Ya hace mucho tiempo, seguramente más
del que uno quisiera, que me calcé por casualidad, por oficio, por accidente o
por obligación, las botas del instructor.
Y solamente la terrible sensación de responsabilidad me sumió en un
bloqueo absoluto. No tenía miedo
escénico, jamás lo he tenido, y mi sentido de la vergüenza lo tenía muy bien
controlado. No entendía que era eso de
ser instructor de 120 hombres. ¿A caso
debería emular el buen hacer de mis profesores? ¿Tal vez tendría que repetir
los mantras de mis instructores? ¿Podía improvisar o debería seguir un guion
preestablecido?... Demasiadas preguntas para una persona que apenas había
cumplido dos décadas de caminar por este mundo.

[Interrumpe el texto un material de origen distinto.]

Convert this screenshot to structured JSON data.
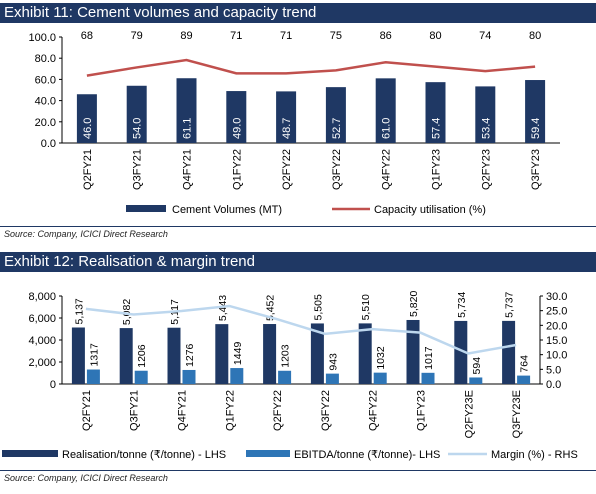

He de reconocer que mis dudas me
sirvieron para realizar una profunda reflexión, y todo me llevó a una sola
cosa, “responsabilidad”. Nunca pensé es
si yo sabía lo suficiente (obviamente no, ni entonces ni ahora se lo suficiente
para catalogarme título alguno, por más que cien papeles de cien cursos,
talleres, monográficos o actividades me puedan “validar” como una cosa u
otra. Ni siquiera la experiencia de casi
30 años con las botas puestas, y habiendo pisado mil sitios y habiendo tenido
mil experiencias de las fáciles a las extremas), sólo pensaba en la tremenda
misión que me había recaído, el tener que transmitir una serie de
conocimientos, que si bien controlaba, sabía… No estaba seguro de saber
“transmitirlos”.
Responsabilidad y transmitir…. Vaya dos
palabras, vaya nudo en el estómago (que aún hoy recuerdo). Y allí me planté, en un campo abierto, bajo
un sol de justicia, con botas apretadas, con camisas sudadas, con peso en los
hombros, en las manos, y en el espíritu. Ya no recuerdo con exactitud los
rostros de aquellos que me escuchaban, y tomaban notas (los más avezados), pero
sí que recuerdo los ojos de ese centenar de personas clavados en mí. Mirase a donde mirase, había ojos, y ojos…. Y
al lado de los ojos, orejas (2 nada menos por persona), así que en ese momento
entendí que ya no había ni retirada, ni tiempo para titubear, porque todo
aquello que yo decía o iba a decir y mostrar, se iba a quedar pegado en el
fuero interno de cada uno de aquellos hombres.
Y daba igual si mis palabras tenían sentido, si eran acertadas, si era
verdad o era un cuento chino, si era una coreografía inventada, o se trataba de
un técnica depurada. Supe que todo lo
que dijera, aquellos la iban a tomar como palabra divina.